Mark Haron, Executive Director at aggregator Connective and a Director at the Mortgage & Finance Association Australia (MFAA), explained how brokers should read the Budget.
“The big takeaway for brokers is that the government has really put a lot of focus on home ownership in this Budget,” he said. “There's been a whole raft of measures that will help more Australians get into their homes and obviously that increases the opportunity for mortgage brokers to do more business with more customers.”
“There's a significant number of schemes and opportunities here which brokers need to make sure that they get across. It's not just First Home Buyers: there's even little things like those looking to downsize. They might not need to borrow as much money but the support from brokers is going to be pretty crucial to them as well. I think it's going to be very good for mortgage broking and very good for the housing market.”
Creating activity at the bottom of the market is clearly a priority.
“It's the participation at the bottom of the market,” said Haron. “What that ultimately does is create a more sustainable housing market. It's not just about the top end of properties going up significantly in value, it's also about helping get into the housing market itself, which in the longer term is more sustainable. Obviously, the more participants we have in the home loans market, the better it is for mortgage brokers.”

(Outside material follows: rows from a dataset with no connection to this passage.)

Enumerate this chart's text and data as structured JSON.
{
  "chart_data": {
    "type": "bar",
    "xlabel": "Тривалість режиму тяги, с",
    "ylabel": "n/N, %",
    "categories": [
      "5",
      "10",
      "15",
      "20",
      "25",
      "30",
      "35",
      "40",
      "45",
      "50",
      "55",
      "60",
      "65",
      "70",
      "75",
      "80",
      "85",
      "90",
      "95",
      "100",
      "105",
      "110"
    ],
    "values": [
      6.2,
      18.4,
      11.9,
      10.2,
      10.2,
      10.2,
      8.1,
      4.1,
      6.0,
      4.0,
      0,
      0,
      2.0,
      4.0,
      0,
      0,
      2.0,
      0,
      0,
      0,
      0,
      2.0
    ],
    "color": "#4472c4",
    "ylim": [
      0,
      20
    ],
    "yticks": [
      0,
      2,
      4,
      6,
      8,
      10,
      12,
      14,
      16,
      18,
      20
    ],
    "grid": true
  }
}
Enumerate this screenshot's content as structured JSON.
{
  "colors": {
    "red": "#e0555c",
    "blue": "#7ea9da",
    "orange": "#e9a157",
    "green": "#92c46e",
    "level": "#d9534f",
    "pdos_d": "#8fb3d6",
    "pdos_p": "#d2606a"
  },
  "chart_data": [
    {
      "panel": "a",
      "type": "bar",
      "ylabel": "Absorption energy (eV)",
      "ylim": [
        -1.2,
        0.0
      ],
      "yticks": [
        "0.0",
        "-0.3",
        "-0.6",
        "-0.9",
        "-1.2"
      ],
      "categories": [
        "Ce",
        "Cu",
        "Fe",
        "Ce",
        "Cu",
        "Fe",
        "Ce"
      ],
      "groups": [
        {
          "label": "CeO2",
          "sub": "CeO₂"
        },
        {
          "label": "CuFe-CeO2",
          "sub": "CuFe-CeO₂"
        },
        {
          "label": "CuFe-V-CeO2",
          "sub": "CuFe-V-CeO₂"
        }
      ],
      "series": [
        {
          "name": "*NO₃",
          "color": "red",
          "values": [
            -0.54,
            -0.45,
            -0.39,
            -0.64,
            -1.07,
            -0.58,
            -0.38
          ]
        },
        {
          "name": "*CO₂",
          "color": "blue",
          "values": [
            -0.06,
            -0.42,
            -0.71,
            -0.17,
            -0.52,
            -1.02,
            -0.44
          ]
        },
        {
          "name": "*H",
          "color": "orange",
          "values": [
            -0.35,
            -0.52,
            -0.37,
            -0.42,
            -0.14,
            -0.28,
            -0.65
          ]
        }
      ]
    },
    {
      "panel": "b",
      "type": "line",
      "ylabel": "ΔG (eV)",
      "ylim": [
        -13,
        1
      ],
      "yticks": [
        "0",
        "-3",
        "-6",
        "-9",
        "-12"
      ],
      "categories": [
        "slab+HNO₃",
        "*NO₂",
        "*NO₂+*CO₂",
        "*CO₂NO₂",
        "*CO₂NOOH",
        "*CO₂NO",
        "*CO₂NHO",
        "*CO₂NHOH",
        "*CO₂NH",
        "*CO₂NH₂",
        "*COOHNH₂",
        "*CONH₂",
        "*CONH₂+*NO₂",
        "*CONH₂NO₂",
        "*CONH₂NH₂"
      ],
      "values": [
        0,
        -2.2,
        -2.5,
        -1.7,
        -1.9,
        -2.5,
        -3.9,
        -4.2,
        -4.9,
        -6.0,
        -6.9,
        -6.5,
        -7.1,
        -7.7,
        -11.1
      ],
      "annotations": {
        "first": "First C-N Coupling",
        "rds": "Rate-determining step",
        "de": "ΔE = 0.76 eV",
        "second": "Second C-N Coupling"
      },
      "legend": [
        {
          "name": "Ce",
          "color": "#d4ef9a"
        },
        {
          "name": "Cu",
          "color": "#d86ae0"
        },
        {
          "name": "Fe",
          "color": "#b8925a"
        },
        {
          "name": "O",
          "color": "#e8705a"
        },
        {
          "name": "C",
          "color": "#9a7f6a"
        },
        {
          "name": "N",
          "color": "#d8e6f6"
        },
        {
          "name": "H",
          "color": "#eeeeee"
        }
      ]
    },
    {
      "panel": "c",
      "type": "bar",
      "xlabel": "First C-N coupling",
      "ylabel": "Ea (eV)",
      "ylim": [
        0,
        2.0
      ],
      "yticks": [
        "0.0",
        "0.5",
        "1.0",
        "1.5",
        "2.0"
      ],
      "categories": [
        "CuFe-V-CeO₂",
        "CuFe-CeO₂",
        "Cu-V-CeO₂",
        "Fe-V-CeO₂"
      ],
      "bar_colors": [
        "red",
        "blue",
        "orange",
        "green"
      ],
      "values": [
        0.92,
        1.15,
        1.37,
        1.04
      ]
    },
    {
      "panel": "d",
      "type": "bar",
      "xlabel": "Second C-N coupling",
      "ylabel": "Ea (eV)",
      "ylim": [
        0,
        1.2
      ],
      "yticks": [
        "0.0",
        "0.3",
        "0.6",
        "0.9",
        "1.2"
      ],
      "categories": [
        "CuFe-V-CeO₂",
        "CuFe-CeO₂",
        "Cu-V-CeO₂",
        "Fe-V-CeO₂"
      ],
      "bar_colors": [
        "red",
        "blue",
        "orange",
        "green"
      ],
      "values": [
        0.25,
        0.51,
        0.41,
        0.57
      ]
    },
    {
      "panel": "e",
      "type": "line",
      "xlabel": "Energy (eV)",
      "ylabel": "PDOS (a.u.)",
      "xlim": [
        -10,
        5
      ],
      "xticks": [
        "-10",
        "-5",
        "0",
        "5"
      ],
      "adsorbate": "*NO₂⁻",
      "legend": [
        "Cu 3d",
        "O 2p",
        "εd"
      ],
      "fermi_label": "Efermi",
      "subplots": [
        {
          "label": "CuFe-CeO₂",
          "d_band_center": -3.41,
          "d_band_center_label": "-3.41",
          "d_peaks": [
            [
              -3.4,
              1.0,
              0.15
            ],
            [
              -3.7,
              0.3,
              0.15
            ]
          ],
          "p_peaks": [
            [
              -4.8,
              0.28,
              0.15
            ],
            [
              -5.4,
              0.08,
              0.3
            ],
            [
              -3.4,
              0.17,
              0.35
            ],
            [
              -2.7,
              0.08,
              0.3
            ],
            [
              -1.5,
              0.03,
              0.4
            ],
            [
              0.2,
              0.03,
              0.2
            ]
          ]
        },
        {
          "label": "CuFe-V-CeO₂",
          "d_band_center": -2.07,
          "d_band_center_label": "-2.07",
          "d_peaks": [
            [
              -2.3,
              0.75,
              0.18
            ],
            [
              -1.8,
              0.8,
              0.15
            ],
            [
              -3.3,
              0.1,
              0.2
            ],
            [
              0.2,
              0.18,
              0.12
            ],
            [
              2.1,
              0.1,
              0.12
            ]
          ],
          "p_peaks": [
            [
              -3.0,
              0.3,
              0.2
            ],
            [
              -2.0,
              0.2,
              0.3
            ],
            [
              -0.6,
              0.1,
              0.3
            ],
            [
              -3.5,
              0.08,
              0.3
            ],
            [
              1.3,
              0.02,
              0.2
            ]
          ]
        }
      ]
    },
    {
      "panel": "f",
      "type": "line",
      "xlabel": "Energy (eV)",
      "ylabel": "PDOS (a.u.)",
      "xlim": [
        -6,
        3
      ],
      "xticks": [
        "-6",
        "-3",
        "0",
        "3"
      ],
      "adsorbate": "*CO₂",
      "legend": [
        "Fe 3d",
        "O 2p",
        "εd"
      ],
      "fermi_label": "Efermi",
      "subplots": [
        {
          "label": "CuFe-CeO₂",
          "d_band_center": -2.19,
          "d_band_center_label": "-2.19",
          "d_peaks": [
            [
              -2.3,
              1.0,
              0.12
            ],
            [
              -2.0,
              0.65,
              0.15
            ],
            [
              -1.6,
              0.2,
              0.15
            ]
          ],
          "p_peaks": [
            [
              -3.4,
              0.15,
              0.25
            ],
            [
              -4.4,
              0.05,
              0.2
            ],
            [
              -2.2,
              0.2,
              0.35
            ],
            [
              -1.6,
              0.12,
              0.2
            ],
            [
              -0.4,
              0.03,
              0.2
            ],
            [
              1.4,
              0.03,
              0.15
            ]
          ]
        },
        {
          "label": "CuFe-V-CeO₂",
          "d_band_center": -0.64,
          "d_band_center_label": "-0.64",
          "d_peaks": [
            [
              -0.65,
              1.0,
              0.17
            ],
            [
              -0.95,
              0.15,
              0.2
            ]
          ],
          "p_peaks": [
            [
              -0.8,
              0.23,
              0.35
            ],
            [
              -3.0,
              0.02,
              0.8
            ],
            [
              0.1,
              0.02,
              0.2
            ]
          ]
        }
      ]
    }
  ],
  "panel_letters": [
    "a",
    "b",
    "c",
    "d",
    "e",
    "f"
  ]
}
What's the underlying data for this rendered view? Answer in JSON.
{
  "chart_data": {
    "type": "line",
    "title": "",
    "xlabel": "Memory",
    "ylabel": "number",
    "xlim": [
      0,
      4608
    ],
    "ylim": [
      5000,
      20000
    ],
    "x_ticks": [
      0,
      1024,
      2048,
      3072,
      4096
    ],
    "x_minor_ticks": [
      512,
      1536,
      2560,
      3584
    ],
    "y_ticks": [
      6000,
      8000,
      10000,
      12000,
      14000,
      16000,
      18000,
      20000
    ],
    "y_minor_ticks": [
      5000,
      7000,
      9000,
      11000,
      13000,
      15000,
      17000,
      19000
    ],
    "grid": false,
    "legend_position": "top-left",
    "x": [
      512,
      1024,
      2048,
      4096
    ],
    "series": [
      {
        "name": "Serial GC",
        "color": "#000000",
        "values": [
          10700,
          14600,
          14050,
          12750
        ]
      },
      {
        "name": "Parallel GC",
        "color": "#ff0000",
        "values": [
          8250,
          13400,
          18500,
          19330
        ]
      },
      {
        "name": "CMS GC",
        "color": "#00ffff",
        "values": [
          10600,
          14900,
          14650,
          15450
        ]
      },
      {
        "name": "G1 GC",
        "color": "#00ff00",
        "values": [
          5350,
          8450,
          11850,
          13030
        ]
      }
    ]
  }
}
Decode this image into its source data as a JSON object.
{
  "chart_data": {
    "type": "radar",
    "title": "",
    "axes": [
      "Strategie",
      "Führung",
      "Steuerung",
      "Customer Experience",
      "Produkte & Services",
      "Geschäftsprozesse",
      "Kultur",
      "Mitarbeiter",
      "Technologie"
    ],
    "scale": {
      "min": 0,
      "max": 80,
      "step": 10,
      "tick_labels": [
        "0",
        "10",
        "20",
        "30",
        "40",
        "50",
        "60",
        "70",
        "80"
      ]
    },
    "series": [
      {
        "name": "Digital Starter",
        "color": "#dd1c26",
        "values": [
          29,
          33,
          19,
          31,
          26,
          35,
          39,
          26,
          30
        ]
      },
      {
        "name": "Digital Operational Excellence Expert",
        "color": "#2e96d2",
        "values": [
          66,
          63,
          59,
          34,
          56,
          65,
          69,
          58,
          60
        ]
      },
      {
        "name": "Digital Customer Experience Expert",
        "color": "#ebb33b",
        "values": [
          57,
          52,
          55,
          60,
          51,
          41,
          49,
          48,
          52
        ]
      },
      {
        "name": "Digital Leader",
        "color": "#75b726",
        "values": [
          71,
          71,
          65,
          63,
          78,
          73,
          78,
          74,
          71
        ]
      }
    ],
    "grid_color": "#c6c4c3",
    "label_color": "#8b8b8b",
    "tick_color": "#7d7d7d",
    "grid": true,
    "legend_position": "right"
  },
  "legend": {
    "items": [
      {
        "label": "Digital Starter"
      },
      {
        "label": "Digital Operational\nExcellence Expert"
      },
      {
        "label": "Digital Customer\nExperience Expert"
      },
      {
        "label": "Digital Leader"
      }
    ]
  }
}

With deposits so heavily subsidised, there is a concomitant risk of default.
“There's always an element of risk, but I think there's so many suitable people in those communities and they can participate,” said Haron. “Whether it's the single parents participation scheme, the Indigenous participation scheme, they all require significant assessment of their capacity to repay.”
“There's no shirking of the Responsible Lending standard when it comes to the requirements to pay back the loan, it's just that they're able to get in there faster because of the lower deposit. It does mean that it takes them longer to get into a stronger equity position, but in terms of capacity to repay, that's still getting scrutinised to a significant level to ensure that nobody is set up for failure.”